A few of the campaign posters taped up around the Smith Union this week
On Friday, campus polls open for the student body to elect new members to the first-year and senior-year class councils. This year, 34 students are running for 10 open seats. The online election closes Sunday at 8 p.m.
“It’s an unusually large number,” Reed Fernandez ’17 noted. As vice president of the Bowdoin Student Government General Assembly, Fernandez oversees student elections. He said that the inaugural class council election, held each year in September, typically draws many first-year candidates. But this year, the numbers are slightly above average, with 23 first-year students vying to be president, vice president, treasurer, or one of two class representatives. (Six are running for president, five for vice president, five for treasurer, and seven for class rep.)
“The first-year council shapes the first-year experience,” Fernandez said, adding that this might explain in part why these elected positions draw so many candidates. “They organize social events and bonding events, and other programming.”
What’s more unusual this year is the number of seniors who’ve thrown in their hat for one of the senior class council seats. In past elections, it’s not unheard of for candidates to sometimes run unopposed. This year, four candidates are vying for president, two for vice president, and three for treasurer. Two are running for the two class representative positions.
Fernandez speculated that the spike in interest may have to do with students wanting to expand the diversity of opinion in student government, and to contribute to the larger campus push to engage in more open dialogue about difficult issues.

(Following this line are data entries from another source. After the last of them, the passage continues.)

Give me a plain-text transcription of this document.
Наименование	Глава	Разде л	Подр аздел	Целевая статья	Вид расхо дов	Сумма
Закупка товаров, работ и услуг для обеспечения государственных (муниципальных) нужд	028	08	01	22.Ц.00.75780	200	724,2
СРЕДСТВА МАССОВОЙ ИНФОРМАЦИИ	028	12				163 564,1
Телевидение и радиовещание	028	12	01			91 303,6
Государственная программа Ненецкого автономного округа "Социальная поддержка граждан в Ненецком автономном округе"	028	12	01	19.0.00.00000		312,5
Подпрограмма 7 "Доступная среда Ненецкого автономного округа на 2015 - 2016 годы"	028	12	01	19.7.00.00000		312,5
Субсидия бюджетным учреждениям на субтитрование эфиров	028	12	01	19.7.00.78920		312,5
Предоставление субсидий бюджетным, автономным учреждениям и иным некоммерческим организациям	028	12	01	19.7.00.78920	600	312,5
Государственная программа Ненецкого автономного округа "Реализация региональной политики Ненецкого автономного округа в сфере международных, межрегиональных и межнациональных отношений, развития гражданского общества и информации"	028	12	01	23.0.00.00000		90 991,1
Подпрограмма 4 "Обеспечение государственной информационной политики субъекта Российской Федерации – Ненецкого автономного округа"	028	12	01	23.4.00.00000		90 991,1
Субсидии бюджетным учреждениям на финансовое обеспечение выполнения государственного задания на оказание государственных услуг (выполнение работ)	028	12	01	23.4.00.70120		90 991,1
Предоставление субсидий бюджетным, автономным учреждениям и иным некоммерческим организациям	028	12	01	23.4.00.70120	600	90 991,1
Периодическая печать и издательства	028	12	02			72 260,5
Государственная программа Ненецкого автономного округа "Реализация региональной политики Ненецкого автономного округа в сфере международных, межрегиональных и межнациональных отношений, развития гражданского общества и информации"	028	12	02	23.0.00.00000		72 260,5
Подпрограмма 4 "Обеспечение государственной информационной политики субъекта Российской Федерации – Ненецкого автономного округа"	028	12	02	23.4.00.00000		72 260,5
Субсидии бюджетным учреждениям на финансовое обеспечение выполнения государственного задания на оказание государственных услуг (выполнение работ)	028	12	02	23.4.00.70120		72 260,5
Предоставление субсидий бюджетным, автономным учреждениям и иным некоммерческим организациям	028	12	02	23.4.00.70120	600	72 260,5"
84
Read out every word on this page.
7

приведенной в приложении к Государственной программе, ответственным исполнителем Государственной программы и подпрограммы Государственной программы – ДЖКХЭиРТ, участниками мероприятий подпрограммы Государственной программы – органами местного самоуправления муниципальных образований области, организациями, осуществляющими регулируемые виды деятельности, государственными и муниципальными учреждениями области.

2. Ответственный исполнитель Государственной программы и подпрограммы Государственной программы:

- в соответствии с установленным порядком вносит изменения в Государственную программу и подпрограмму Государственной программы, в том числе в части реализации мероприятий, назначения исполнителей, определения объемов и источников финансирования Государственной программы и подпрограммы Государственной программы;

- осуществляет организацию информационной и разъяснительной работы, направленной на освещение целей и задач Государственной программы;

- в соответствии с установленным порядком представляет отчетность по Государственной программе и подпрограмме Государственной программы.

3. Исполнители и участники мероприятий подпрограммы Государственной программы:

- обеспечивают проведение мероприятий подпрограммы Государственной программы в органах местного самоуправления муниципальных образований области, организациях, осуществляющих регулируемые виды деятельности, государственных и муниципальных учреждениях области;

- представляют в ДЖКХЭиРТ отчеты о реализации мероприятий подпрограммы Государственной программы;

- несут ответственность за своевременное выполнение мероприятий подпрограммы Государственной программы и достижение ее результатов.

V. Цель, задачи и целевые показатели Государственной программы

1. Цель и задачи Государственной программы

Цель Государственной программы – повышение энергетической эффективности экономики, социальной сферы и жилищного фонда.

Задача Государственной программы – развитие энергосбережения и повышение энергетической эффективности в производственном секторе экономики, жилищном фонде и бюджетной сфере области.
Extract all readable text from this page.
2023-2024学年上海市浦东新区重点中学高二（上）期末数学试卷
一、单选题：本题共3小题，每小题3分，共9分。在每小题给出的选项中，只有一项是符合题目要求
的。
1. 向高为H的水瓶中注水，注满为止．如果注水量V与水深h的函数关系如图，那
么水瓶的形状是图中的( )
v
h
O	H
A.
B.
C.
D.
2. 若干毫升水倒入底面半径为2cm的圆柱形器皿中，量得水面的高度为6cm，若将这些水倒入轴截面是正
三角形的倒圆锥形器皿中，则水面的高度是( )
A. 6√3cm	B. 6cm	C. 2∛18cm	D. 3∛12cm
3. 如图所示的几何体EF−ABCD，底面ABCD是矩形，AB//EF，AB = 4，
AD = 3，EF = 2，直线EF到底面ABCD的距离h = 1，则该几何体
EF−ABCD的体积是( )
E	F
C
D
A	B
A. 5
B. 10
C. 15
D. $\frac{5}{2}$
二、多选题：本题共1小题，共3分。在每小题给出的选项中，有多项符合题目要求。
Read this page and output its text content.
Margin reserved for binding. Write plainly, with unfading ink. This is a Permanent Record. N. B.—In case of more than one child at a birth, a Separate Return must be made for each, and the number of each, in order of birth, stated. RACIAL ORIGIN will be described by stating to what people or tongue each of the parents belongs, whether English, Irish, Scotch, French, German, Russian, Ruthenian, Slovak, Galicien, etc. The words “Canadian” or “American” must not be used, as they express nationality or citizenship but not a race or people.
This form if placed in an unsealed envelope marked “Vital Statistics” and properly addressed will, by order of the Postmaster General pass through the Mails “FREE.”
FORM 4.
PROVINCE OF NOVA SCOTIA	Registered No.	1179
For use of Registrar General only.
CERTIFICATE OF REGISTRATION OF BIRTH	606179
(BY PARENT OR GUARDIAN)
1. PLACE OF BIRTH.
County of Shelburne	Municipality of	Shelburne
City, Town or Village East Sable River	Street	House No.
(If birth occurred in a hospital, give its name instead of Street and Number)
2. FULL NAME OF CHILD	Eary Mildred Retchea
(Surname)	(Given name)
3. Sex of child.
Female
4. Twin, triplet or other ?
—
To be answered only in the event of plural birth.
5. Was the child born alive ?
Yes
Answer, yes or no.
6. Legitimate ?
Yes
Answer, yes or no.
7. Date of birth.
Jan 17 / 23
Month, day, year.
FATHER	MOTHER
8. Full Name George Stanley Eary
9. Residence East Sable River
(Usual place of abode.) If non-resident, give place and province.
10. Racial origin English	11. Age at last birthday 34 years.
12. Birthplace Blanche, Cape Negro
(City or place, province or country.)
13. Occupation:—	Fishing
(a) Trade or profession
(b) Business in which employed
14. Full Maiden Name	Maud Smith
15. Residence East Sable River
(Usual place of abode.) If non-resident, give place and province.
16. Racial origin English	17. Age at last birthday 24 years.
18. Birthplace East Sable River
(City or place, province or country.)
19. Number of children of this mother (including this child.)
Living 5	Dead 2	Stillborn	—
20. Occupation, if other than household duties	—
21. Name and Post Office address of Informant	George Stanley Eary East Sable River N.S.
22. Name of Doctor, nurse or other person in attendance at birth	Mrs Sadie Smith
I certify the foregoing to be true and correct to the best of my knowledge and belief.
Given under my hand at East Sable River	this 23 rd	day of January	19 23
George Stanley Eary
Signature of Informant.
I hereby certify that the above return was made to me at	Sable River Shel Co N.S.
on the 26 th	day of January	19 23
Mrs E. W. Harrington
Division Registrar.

Allen Delong, associate dean of student affairs, said that he believes more students are running this year than in the 12 years he’s been at Bowdoin. “Is it because it’s an election year, and this is on students’ minds? Or is it about student governance? I’m not sure, but it makes for a vibrant campus culture.”
Bowdoin Student Government is made up of two bodies: the class councils and the General Assembly. The four class councils oversee class-specific programming and social events, while the Assembly is more involved in campus governance. Every spring, the six-person executive committee of the BSG is elected by the student body, including the BSG president.